Like most large-scale events, Rocklahoma was canceled in 2020. “Last year was tough. We put so much into building and improving on our events for our fans every year,” Rohall says. “To not have it, and to not see our fans, and not have them frequenting businesses in and around Pryor was devastating for all of us. We knew we were doing the right thing for everyone’s safety and well being, but it was still very difficult.” To protect those in attendance this year, the staff is working on policies and procedures, which will be released when the lineup is announced later this spring.
“It’s a year-round project,” Rohall explains. “Booking the festival, working with sponsors, maintaining the land, improving infrastructure, answering customer service calls and questions that get emailed or messaged on social media are all things we do year-round.”
A music fan himself, Rohall travels to attend the event every year.

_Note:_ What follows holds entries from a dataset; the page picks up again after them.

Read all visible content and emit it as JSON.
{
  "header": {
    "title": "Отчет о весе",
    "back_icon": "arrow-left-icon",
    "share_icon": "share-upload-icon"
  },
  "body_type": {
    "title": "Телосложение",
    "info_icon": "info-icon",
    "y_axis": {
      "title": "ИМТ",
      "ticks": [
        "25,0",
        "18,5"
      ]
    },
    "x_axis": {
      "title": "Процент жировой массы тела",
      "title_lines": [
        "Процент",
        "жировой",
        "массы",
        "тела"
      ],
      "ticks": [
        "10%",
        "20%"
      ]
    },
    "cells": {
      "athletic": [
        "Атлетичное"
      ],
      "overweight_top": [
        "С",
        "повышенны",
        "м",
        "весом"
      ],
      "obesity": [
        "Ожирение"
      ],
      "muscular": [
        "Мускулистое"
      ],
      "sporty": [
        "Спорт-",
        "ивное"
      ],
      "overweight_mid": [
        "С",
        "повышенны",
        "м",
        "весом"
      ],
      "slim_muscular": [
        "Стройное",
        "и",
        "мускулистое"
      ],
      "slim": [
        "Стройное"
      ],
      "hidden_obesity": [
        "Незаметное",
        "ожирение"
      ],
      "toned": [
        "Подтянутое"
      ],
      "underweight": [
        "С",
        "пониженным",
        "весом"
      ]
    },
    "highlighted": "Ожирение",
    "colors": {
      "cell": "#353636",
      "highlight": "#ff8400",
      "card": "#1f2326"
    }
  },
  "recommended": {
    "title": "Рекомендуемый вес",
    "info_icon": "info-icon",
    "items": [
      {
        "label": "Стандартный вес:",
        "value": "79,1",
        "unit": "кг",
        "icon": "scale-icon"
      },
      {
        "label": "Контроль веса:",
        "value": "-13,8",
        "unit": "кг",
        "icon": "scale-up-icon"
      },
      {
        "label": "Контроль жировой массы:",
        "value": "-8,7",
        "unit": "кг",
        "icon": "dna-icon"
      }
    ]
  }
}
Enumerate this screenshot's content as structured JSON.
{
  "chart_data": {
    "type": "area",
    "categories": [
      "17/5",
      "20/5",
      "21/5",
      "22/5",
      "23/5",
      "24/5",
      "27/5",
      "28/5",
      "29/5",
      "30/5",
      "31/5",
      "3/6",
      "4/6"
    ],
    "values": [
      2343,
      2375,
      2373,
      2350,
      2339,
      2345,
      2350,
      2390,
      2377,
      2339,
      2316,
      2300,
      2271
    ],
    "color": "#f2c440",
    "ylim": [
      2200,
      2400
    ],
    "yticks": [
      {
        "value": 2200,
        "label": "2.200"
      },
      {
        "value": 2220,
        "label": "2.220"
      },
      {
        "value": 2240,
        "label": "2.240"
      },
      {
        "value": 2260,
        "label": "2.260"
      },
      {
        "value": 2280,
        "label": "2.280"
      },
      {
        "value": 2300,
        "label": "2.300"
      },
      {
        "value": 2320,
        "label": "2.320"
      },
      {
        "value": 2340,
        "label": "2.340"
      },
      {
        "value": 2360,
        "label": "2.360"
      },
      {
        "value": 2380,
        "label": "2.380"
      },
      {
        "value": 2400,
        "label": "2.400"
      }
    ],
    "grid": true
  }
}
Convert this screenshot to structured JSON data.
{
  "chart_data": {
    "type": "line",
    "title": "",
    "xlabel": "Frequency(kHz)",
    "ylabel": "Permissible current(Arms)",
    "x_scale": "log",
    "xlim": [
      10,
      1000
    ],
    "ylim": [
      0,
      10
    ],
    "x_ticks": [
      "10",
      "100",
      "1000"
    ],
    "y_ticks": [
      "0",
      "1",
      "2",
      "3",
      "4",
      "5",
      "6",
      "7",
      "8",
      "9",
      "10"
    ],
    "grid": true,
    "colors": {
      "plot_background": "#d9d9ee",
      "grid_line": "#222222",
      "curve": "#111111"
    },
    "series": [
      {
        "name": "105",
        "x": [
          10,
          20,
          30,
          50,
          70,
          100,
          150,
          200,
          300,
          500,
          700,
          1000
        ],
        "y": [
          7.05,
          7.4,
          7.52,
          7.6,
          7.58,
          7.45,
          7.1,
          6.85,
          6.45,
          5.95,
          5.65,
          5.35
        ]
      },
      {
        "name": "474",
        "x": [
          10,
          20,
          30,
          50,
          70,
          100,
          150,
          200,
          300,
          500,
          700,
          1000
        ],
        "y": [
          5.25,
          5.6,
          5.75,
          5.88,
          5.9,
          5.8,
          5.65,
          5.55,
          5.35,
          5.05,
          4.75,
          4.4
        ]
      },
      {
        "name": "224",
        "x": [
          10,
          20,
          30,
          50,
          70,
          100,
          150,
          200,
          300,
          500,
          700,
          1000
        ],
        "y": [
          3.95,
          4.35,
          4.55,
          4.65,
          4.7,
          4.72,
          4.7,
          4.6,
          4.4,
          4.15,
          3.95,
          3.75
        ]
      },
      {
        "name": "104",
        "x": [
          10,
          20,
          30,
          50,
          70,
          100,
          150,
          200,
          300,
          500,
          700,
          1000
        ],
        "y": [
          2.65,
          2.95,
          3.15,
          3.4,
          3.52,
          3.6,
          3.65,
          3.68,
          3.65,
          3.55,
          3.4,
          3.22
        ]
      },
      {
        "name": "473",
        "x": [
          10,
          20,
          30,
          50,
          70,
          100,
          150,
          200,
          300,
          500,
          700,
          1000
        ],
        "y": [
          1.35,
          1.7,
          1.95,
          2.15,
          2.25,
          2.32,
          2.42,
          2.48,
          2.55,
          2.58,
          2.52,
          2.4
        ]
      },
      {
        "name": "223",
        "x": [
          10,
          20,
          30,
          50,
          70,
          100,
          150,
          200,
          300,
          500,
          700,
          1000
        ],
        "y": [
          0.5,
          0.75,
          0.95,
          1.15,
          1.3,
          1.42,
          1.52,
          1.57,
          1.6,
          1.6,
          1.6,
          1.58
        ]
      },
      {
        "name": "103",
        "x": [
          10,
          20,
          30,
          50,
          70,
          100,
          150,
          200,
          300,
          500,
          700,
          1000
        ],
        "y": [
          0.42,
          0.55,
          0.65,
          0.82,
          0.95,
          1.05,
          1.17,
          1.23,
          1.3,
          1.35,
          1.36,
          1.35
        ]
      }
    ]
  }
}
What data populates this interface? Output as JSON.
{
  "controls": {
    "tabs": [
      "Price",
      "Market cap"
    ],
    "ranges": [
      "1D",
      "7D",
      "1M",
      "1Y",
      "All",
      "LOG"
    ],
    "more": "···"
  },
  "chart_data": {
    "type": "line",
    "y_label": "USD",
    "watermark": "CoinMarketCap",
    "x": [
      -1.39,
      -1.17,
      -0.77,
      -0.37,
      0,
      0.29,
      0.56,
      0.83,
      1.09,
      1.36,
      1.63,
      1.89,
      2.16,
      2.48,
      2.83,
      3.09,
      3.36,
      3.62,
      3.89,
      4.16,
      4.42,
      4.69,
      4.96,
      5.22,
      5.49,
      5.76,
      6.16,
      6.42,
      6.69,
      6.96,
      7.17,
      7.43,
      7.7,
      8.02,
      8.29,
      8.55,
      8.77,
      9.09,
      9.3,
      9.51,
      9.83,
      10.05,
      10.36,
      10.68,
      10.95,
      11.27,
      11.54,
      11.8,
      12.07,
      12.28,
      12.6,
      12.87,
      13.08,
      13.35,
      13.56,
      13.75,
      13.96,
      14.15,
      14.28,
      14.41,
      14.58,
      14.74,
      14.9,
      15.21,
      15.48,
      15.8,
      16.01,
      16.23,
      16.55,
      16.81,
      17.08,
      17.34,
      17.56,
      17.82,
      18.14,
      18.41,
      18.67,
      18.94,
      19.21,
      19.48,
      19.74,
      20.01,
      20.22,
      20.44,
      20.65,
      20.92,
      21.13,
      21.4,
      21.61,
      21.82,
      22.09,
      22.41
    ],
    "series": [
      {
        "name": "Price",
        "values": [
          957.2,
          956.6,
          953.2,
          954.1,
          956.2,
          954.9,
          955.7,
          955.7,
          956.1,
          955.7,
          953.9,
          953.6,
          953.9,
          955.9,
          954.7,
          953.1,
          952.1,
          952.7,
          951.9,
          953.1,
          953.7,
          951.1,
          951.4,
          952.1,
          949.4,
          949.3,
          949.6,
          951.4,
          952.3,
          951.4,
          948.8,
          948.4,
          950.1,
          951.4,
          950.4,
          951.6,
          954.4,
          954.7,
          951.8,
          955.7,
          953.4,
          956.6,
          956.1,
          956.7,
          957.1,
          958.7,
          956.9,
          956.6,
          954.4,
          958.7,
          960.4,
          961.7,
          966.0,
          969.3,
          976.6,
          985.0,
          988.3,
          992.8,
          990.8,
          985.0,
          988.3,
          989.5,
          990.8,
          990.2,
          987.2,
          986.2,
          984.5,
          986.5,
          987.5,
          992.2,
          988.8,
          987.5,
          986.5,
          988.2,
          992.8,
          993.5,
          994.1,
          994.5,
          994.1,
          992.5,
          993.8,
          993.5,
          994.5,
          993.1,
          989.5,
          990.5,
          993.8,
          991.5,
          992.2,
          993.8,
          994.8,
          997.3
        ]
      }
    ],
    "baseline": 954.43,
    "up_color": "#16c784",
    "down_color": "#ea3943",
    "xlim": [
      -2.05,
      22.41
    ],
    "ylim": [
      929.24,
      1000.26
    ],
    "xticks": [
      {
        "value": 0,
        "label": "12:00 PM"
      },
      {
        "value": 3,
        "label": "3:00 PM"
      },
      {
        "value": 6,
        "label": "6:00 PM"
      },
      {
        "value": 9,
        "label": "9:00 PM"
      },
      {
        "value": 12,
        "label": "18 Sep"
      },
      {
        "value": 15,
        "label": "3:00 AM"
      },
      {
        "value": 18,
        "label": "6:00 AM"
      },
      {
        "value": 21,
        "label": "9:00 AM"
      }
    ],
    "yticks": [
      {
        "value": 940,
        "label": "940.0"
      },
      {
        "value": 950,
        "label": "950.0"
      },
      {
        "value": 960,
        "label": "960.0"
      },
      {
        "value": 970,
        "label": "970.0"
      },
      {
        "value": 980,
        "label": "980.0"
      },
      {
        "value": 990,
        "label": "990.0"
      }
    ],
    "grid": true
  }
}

“My favorite part of the show is interacting with fans and hearing their stories,” he says. “Every year we get out and visit campsites. Some folks we have gotten to know over the years and get welcomed back with open arms. It’s great to reminisce and hear their feedback on improvements we’ve made or what they think of the lineup.
“This year, I’m just excited to get back and open our doors. It’s been such a long time since our last Rocklahoma. I can’t wait to announce our lineup, get passes on sale, and get to Labor Day weekend and see folks run to their favorite spot once the doors open up.”
Oklahoma Renaissance Festival returns for 25th year
For six weekends the Castle of Muskogee will host the Oklahoma Renaissance Festival, a medieval experience featuring full-contact jousting, birds of prey exhibits, acrobats, live music, feasts and more.
To ensure guests and performer safety, the Castle of Muskogee has implemented safety protocols including a mask mandate that requires those in attendance to correctly wear a mask when not actively eating or drinking.
Each festival weekend will boast a different theme, so visit okcastle.com for a complete schedule. Special events are planned throughout.
Oklahoma Renaissance Festival is Saturdays and Sundays, May 1-June 6, plus May 31, from 10:30 a.m.-6 p.m., at the Castle of Muskogee, 3400 W. Fern Mountain Road, Muskogee. Visit okcastle.com for information on advance tickets and discounts.